I was recently consulted by a man who experienced symptoms of a heart attack when he became dehydrated while working outside in triple digit heat. He had gone to a major heart hospital for evaluation. Studies confirmed that a heart attack had occurred. A coronary arteriogram was performed and without any discussion of the results bypass surgery was scheduled. Because he felt he was being pushed to rush into major surgery without time to consider his options he checked himself out of the hospital against medical advice.

I reviewed his arteriogram with him. One of the arteries was completely blocked, which was consistent with having had a heart attack. Fortunately, the artery had been compromised for quite some time. The diminished blood flow had caused his body to do its own “bypass” by creating new arterial branches to bring blood to the area from a different artery. This had significantly limited the damage caused by the heart attack. The arteriogram also revealed that he was not in imminent danger of having another heart attack.

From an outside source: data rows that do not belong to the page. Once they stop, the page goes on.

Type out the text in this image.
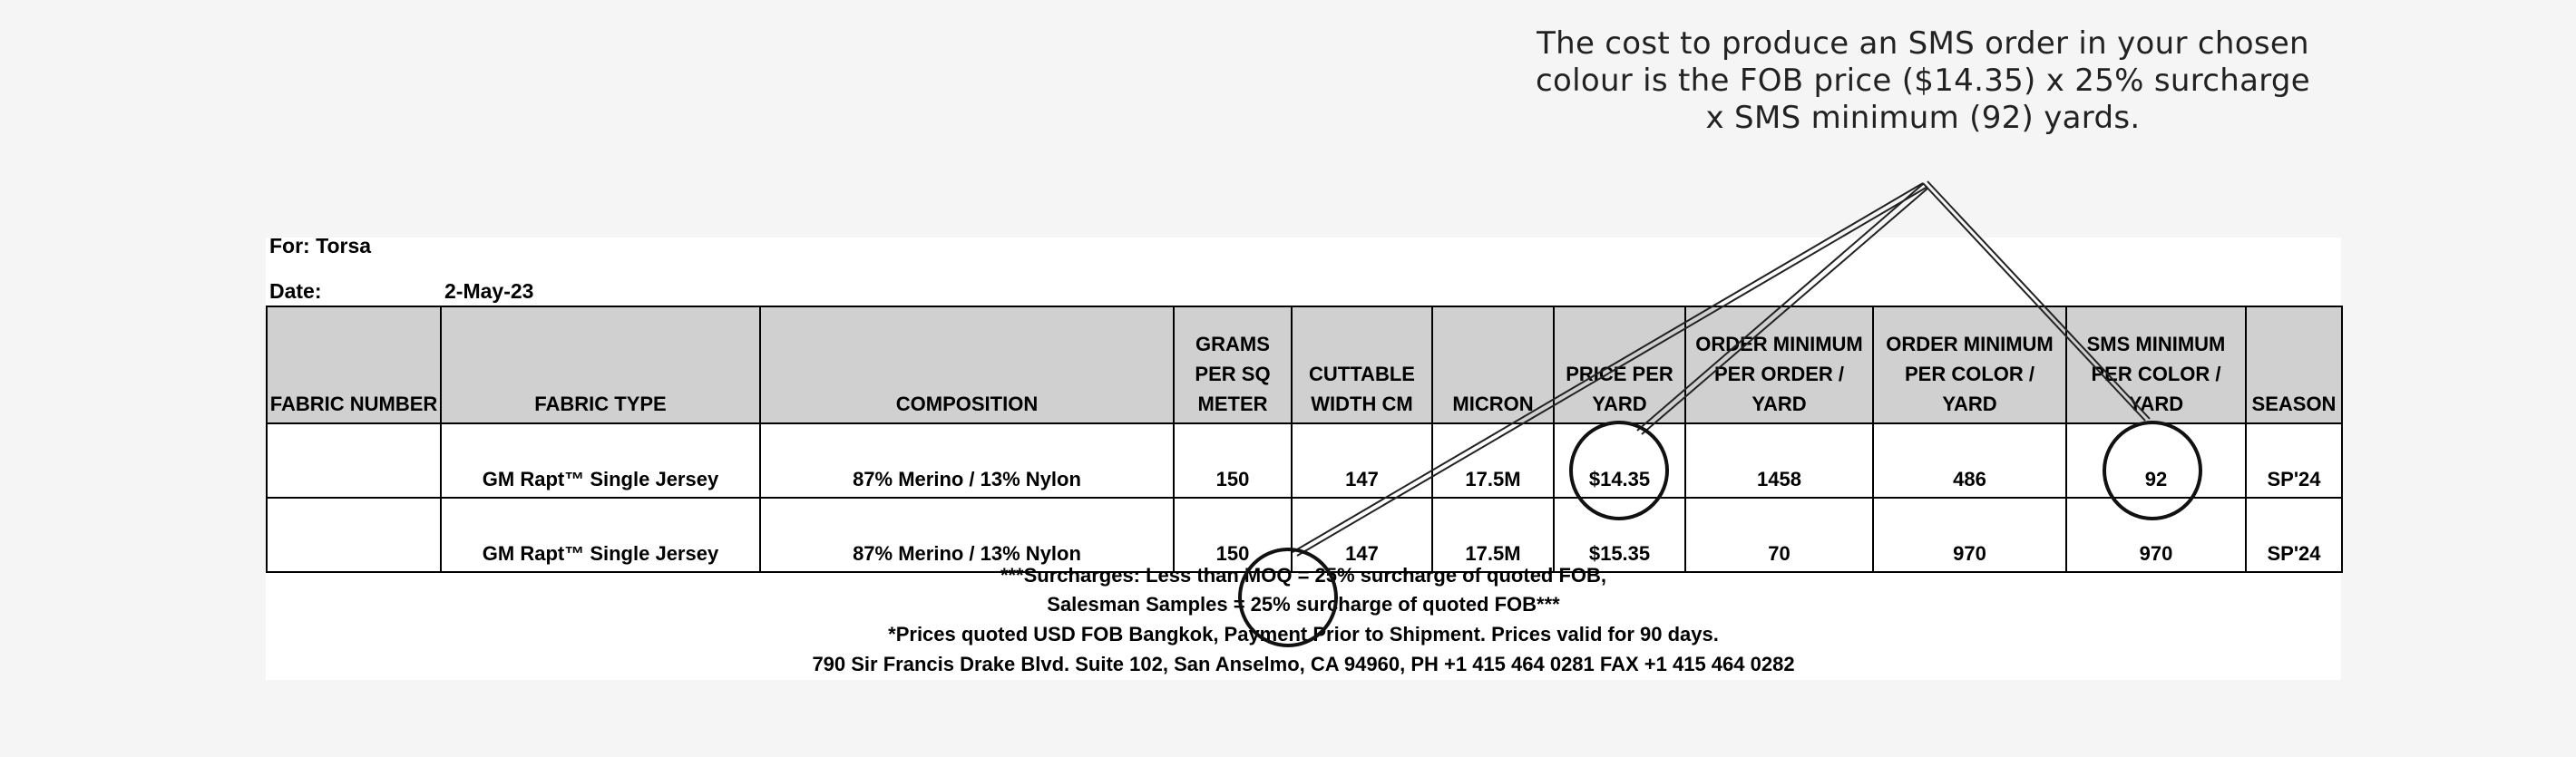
The cost to produce an SMS order in your chosen colour is the FOB price ($14.35) x 25% surcharge x SMS minimum (92) yards.
For: Torsa
Date:	2-May-23
FABRIC NUMBER	FABRIC TYPE	COMPOSITION	GRAMS PER SQ METER	CUTTABLE WIDTH CM	MICRON	PRICE PER YARD	ORDER MINIMUM PER ORDER / YARD	ORDER MINIMUM PER COLOR / YARD	SMS MINIMUM PER COLOR / YARD	SEASON
	GM Rapt™ Single Jersey	87% Merino / 13% Nylon	150	147	17.5M	$14.35	1458	486	92	SP'24
	GM Rapt™ Single Jersey	87% Merino / 13% Nylon	150	147	17.5M	$15.35	70	970	970	SP'24
***Surcharges: Less than MOQ = 25% surcharge of quoted FOB,
Salesman Samples = 25% surcharge of quoted FOB***
*Prices quoted USD FOB Bangkok, Payment Prior to Shipment. Prices valid for 90 days.
790 Sir Francis Drake Blvd. Suite 102, San Anselmo, CA 94960, PH +1 415 464 0281 FAX +1 415 464 0282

Having experienced the heart attack, the man was highly motivated to change his lifestyle and take whatever measures necessary to stop the progression of his coronary disease. After leaving the heart hospital he had learned that Dr. Caldwell Esselstyn of the Cleveland Clinic had demonstrated successful reversal of coronary artery disease through a vegetarian diet. He had adopted a vegan diet, had begun walking 30 minutes daily, and had been drinking enough water to keep his urine pale so as to avoid another episode of dehydration. As a result he was already seeing a reduction in his blood pressure and significant weight loss.

No one at the heart hospital had reviewed his arteriogram results with him. No one had suggested that non-surgical options for the management of coronary artery disease were available. As he put it, “When I arrived at the heart hospital I was placed on an assembly line designed to take me through bypass surgery.” He avoided the operation by asking, “Is this procedure really necessary?” In so doing he may have saved his life.

Surgery, particularly major surgery, takes a toll on the body. The mortality rate for individuals with disease in two or three coronary arteries that is treated non-surgically is less than 1 percent per year. In contrast, the annual mortality rate following a double bypass is 2.7 percent and that following a triple bypass operation is 3.3 percent. Those numbers rise to 10 percent if the patient is over the age of seventy and to nearly 20 percent if the person undergoing surgery is over the age of eighty.

It is important to keep an open mind when faced with a decision to undergo a medical procedure. There are circumstances in which a medical procedure can be life-saving. There are others in which the procedure can dramatically improve one’s quality of life. On the other hand, there are times when a medical procedure will adversely affect the subsequent quality of life and times when it will hasten or directly cause one’s death. The most important step in making a wise decision regarding whether or not to submit to a medical procedure is to ask, “Is this procedure really necessary?” If the answer is no, it is almost always best to forego the procedure and seek other options.